Separating work, play and procrastination.

As a student or a freelance designer, keeping on task and using your working time effectively lessens the feeling of guilt at the end of the day. Being able to record how long you take on a project is not only useful for accurately charging a client, it’s a good indication for you as to how efficiently you are working.

By nature I’m not a good time keeper, and a very good procrastinator. I’ve used the self control desktop app in the past with a bit of success, though it made me feel more like a grounded teenager than a design professional. While this app effectively blocks sites that you select (last time I checked this only worked on Mozilla, or quite possibly I don’t know how to internet) the human mind is very effective at inventing new and wildly interesting ways to divert attention away from work.

Now I work in a shared studio I’ve become aware, and a bit jealous of the fact that my productivity nowhere near matches that of my studio buddy Christine. So to take a leaf out of her book I’ve downloaded a timer desktop app. I set the timer at the beginning of the day usually for six or seven hours, and count down over the course of the day. When I have a facebook break or a tea break I pause the timer, though this can be a tricky habit to get into. I challenge myself to work the full amount of set hours, if I don’t manage it I add the remainder on to the next day’s time.

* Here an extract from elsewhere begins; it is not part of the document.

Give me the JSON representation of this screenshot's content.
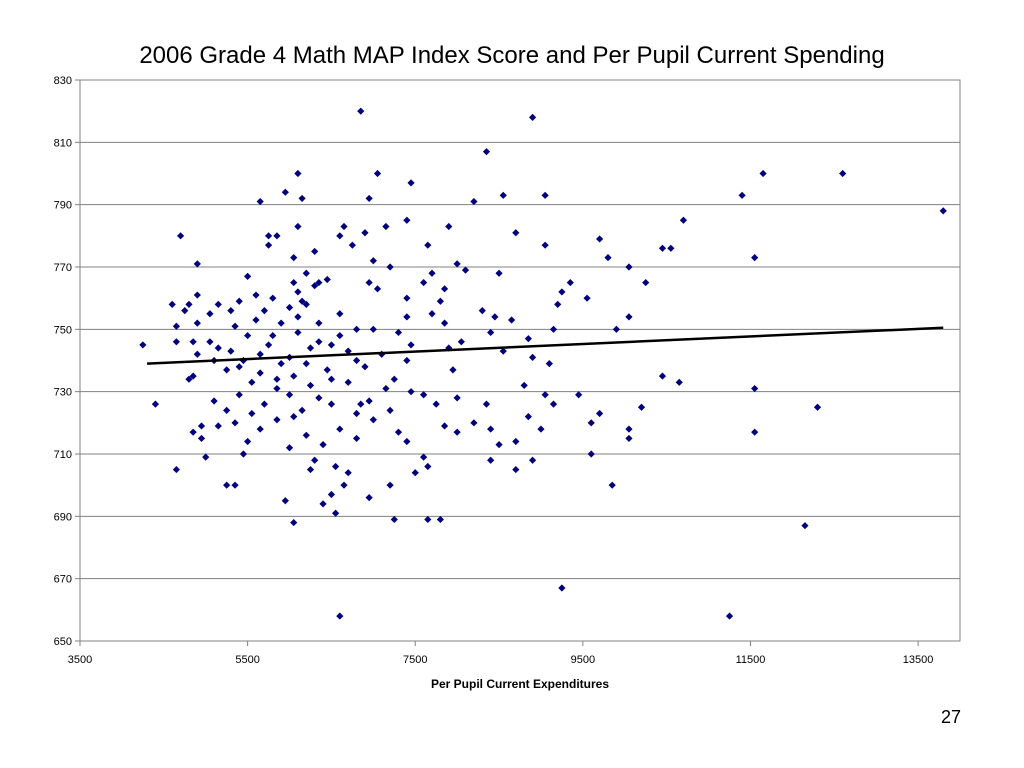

Including emailing and client liaising as working hours also makes you appreciate how much time can be absorbed by communications - watch out for this! Using a timer helps me become more conscious of my working habits; when I take breaks and how long I take breaks for. If I know that I plan to work for six hours, I can pause the timer whenever my attention span runs out and come back later. When the timer goes off, I can relax knowing that I’ve put in a decent amount of time into my work.